Em 2014 – é, dois anos depois! – eu comecei a reescrever o tal livro (e ainda o estou reescrevendo); de novo, teimei em fazê-lo todos os dias. Deu certo? Por um (brevíssimo) tempo, sim; nada diferente das inúmeras tentativas anteriores. O fôlego se perde, a vontade pulveriza, a agenda atrapalha, as estrelas desalinham, sei lá, vá entender.
Estabeleça metas, dizem por aí; comece pequeno e aumente aos poucos até pegar o ritmo, eles dizem. E não tentei de tudo? Escrever tantas palavras por dia, tantas páginas por semana, tantos contos ou capítulos por mês. Até utilizei o tal sistema do comediante Jerry Seinfeld (adaptado pelo Diego Schutt do Ficção em Tópicos), mas minha corrente de dias de escrita ficou repleta de falhas.

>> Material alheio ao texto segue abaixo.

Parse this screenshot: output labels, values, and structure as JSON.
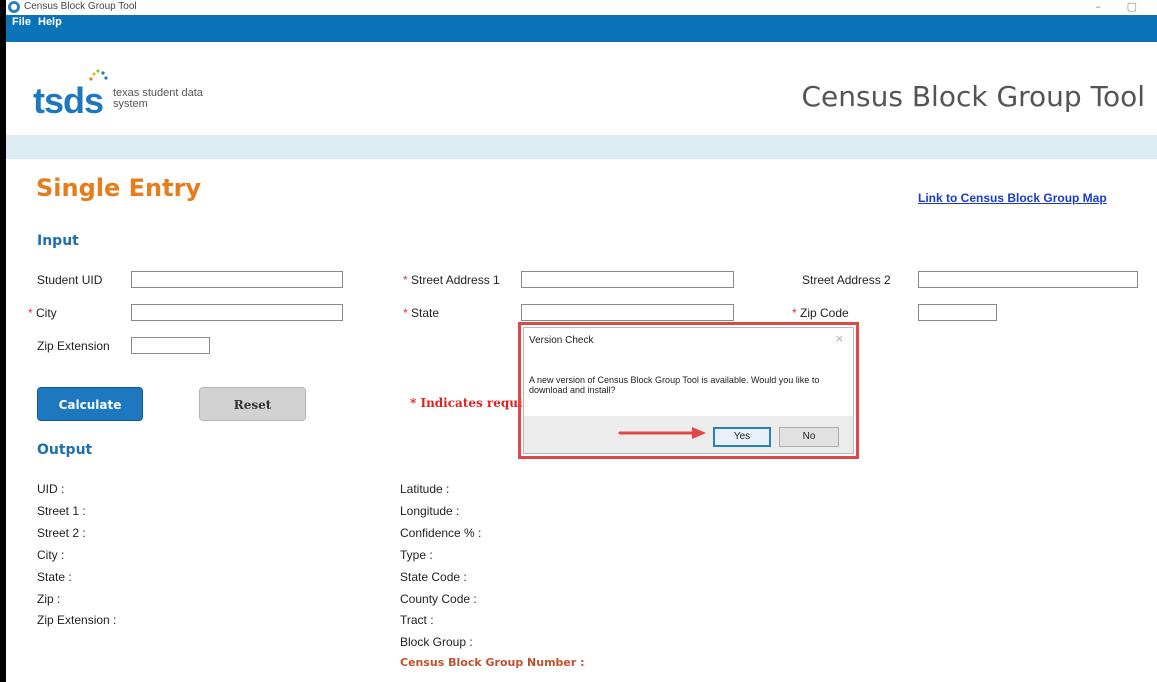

Toda tática que eu adoto, toda meta que estabeleço começa bem, mas no fim não gera nada além de frustração, ansiedade. Minto. Houve uma, a meta mais desafiadora que já encarei, que rendeu fruto, sim: escrever aquele livro de 50 mil palavras em apenas um mês. Ah, que misto de paraíso e inferno foi aquela época…
Sonho com o dia em que conseguirei escrever diariamente, nem que seja 1 horinha por dia. E não falo de artigos, e-mails de trabalho, desabafos como este, nem bobagens diversas; falo de ficção, de criar tramas, personagens, de contar histórias que mexam com os leitores. Afinal, é por isso que insisto nessa história maluca de ser escritor.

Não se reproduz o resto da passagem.